More Indian Vegetarian Curries
- Chickpea and Pumpkin Curry in Crockpot
- Vegan Lentil Coconut Curry in Crockpot
- Baked Eggplant Curry - Sri Lankan Eggplant Curry
- Butter Cauliflower Curry
- Summer Creamy Coconut Chickpea Curry With Rice
- Creamy Coconut Mushroom Curry
- Turmeric Roasted Chickpea Curry | Instant Pot or Skillet
- Tofu Tikka Masala
I hope you liked this recipe and shall make it soon. If you happen to make this recipe, then comment below and rate this recipe. Also, tag me with #recipemagik on Instagram.😇😍
Coconut Black Eyed Peas Curry
INGREDIENTS
- 1 cup Black Eyed Peas no soaking required
- 1 tablespoon Extra Virgin Olive Oil
- 1 large Onion finely chopped (red or yellow)
- 3 cloves Garlic minced
- 1 can Diced Tomatoes
- ½ cup Tomato Sauce
- 2 cups Coconut Milk I use Lite Coconut Milk
- 1 cup Desiccated Coconut shredded
- 1 teaspoon Turmeric
- 1 teaspoon Cayenne Pepper or Red Chili Powder
- 2 teaspoon Ground Cumin
- 2 teaspoon Ground Coriander or Curry Powder
- 1½ teaspoon Garam Masala
- Salt & Pepper as per taste
- Green Onions finely chopped
INSTRUCTIONS
- Put the Instant Pot to saute mode. Add Olive Oil in it. As the oil shimmers, add the chopped Onions and cook for 2-3 minutes. Next, add the minced Garlic and cook until fragrant. Next throw in the diced tomatoes, Tomato Sauce and all the Ground Spices, including Salt and Pepper. Toss to combine everything and cook for about 2 minutes.

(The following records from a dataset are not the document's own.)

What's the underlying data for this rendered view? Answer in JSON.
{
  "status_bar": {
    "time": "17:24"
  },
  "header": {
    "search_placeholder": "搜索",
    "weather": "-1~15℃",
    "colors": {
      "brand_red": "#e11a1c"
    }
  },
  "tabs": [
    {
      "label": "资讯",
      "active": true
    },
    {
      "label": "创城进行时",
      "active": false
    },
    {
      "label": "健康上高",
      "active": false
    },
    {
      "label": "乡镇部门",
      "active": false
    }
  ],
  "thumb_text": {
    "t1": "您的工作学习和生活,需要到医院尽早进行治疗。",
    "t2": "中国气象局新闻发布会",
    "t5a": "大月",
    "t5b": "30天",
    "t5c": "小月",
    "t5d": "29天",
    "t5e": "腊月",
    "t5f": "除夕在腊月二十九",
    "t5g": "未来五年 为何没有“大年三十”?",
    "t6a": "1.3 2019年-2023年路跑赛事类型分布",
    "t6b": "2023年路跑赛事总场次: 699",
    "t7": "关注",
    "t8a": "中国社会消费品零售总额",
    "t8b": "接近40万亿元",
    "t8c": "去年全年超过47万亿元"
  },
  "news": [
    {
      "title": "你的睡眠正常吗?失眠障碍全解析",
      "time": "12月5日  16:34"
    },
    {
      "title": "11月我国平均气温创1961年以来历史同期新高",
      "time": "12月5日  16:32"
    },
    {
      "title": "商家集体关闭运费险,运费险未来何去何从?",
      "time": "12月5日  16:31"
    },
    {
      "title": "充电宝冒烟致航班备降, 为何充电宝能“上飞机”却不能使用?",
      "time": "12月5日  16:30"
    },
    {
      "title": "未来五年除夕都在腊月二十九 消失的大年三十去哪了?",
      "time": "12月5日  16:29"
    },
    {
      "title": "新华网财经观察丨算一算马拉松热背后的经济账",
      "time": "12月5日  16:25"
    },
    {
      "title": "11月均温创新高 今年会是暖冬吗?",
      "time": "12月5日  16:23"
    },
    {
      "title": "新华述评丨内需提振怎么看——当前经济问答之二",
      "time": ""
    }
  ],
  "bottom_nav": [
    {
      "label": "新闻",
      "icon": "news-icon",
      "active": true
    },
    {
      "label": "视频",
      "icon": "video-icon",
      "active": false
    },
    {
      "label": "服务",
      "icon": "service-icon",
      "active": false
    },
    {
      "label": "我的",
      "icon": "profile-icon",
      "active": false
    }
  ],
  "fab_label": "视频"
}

- Pour Coconut milk and scrape off anything which might have got stuck to the bottom of the pot. Also add the desiccated Coconut & Dried Black Eyed Peas, and stir to combine. Cover with the lid and pressure cook for 10 min. After it gets cooked, quick release the pressure.
- Garnish with finely chopped Green Onions and serve with Rice or Naan Bread.